À Lyon, le bulletin de l’air peut parfois sembler contradictoire. Les particules PM10 bonnes, le dioxyde d’azote moyen, et pourtant un indice mauvais parce que l’ozone grimpe. Pour quelqu’un qui passe de Gerland au périphérique, puis va courir au parc en fin d’après-midi, ce n’est pas un paradoxe. C’est la façon dont l’air lyonnais se lit désormais: polluant par polluant, lieu par lieu.
Le bilan 2025 d’Atmo Auvergne-Rhône-Alpes confirme d’abord une vraie amélioration.

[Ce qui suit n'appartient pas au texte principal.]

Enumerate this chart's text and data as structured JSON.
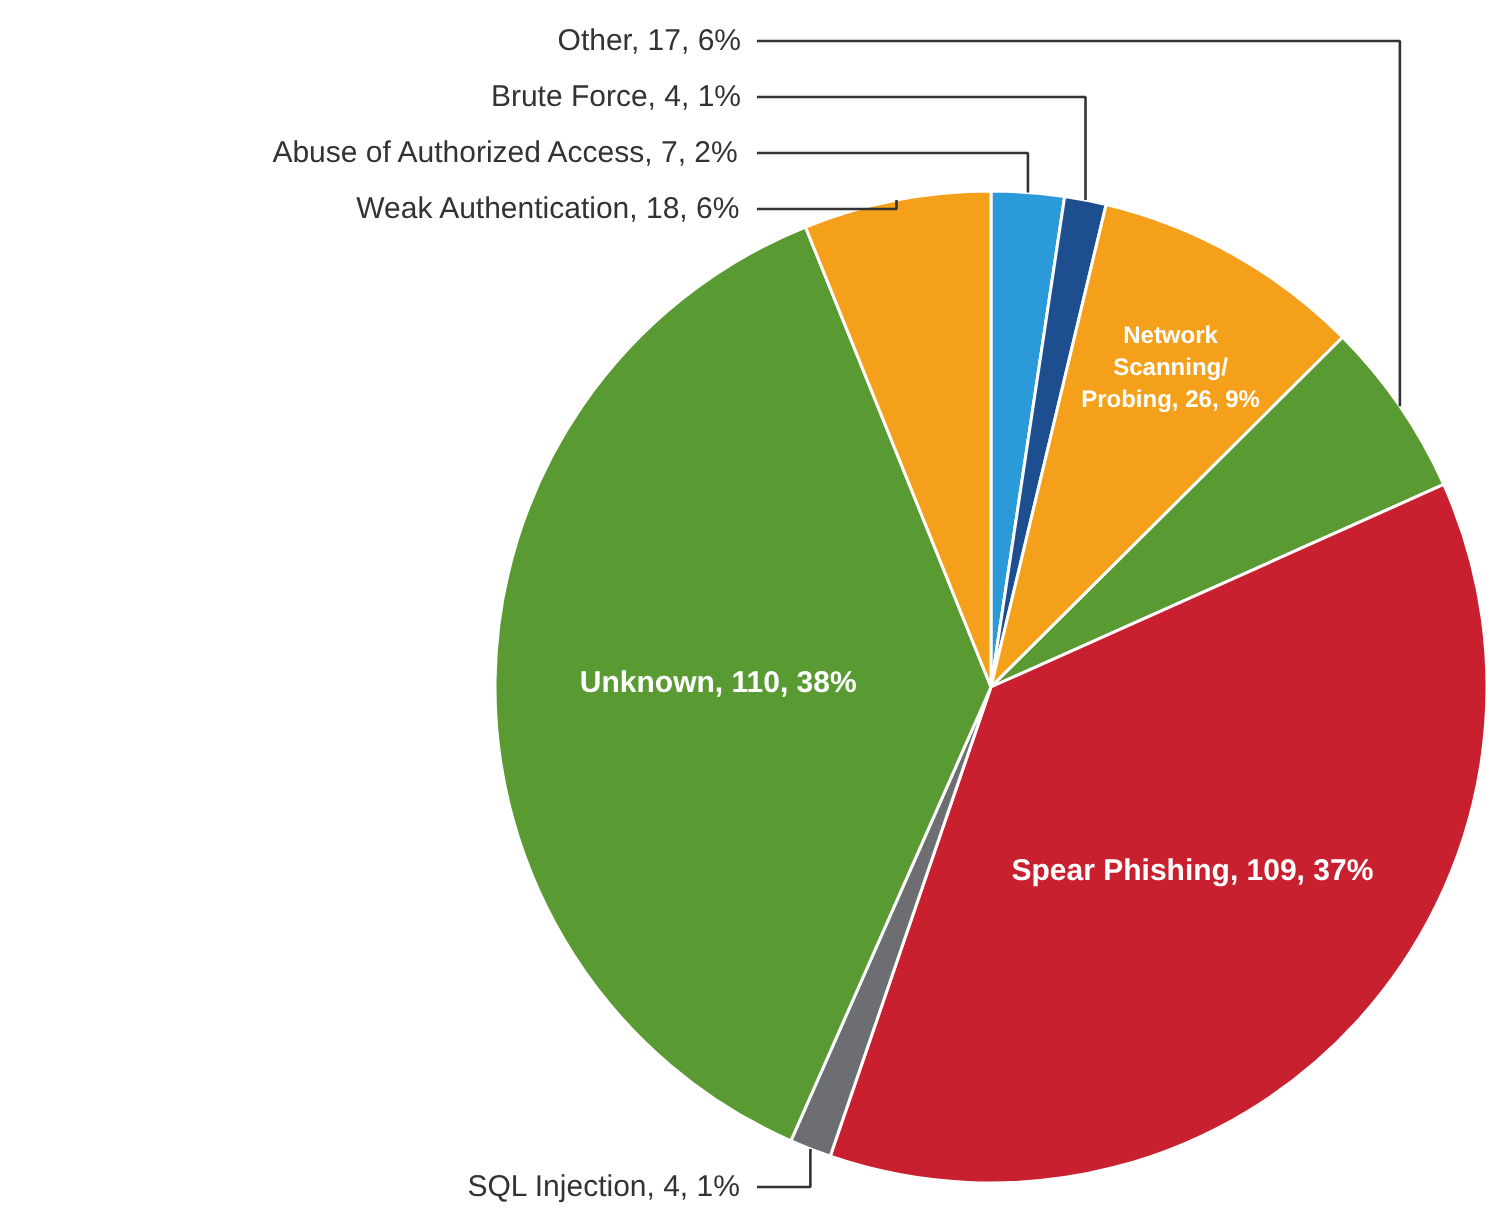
{
  "chart_data": {
    "type": "pie",
    "categories": [
      "Abuse of Authorized Access",
      "Brute Force",
      "Network Scanning/Probing",
      "Other",
      "Spear Phishing",
      "SQL Injection",
      "Unknown",
      "Weak Authentication"
    ],
    "values": [
      7,
      4,
      26,
      17,
      109,
      4,
      110,
      18
    ],
    "colors": [
      "#2a9ad8",
      "#1d4e8f",
      "#f5a01a",
      "#5a9a32",
      "#c8202f",
      "#6d6e71",
      "#5a9a32",
      "#f5a01a"
    ],
    "value_labels": [
      "7, 2%",
      "4, 1%",
      "26, 9%",
      "17, 6%",
      "109, 37%",
      "4, 1%",
      "110, 38%",
      "18, 6%"
    ]
  }
}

Depuis 2007, les concentrations régionales ont baissé de 56 % pour le dioxyde d’azote, de 50 % pour les particules PM10 et de 64 % pour les particules PM2,5. Les normes européennes actuelles sont presque partout respectées. Même la station Lyon Périphérique, dernier point régional en dépassement en 2023 pour le dioxyde d’azote, affiche 40 µg/m³ pour la deuxième année consécutive: exactement la valeur limite actuelle.
Mais changer de repère change la lecture. Avec les recommandations de l’Organisation mondiale de la santé, le Rhône reste très exposé: 1,52 million d’habitants au-dessus du seuil annuel conseillé pour le dioxyde d’azote, et 1,91 million pour les PM2,5. Le premier chiffre raconte surtout les axes, les façades, les carrefours et les trajets. Le second couvre presque tout le département: chauffage, combustion, pollution de fond, épisodes hivernaux. L’enjeu n’est pas seulement le pic que l’on voit passer dans une alerte, mais l’air ordinaire que l’on respire sans y penser.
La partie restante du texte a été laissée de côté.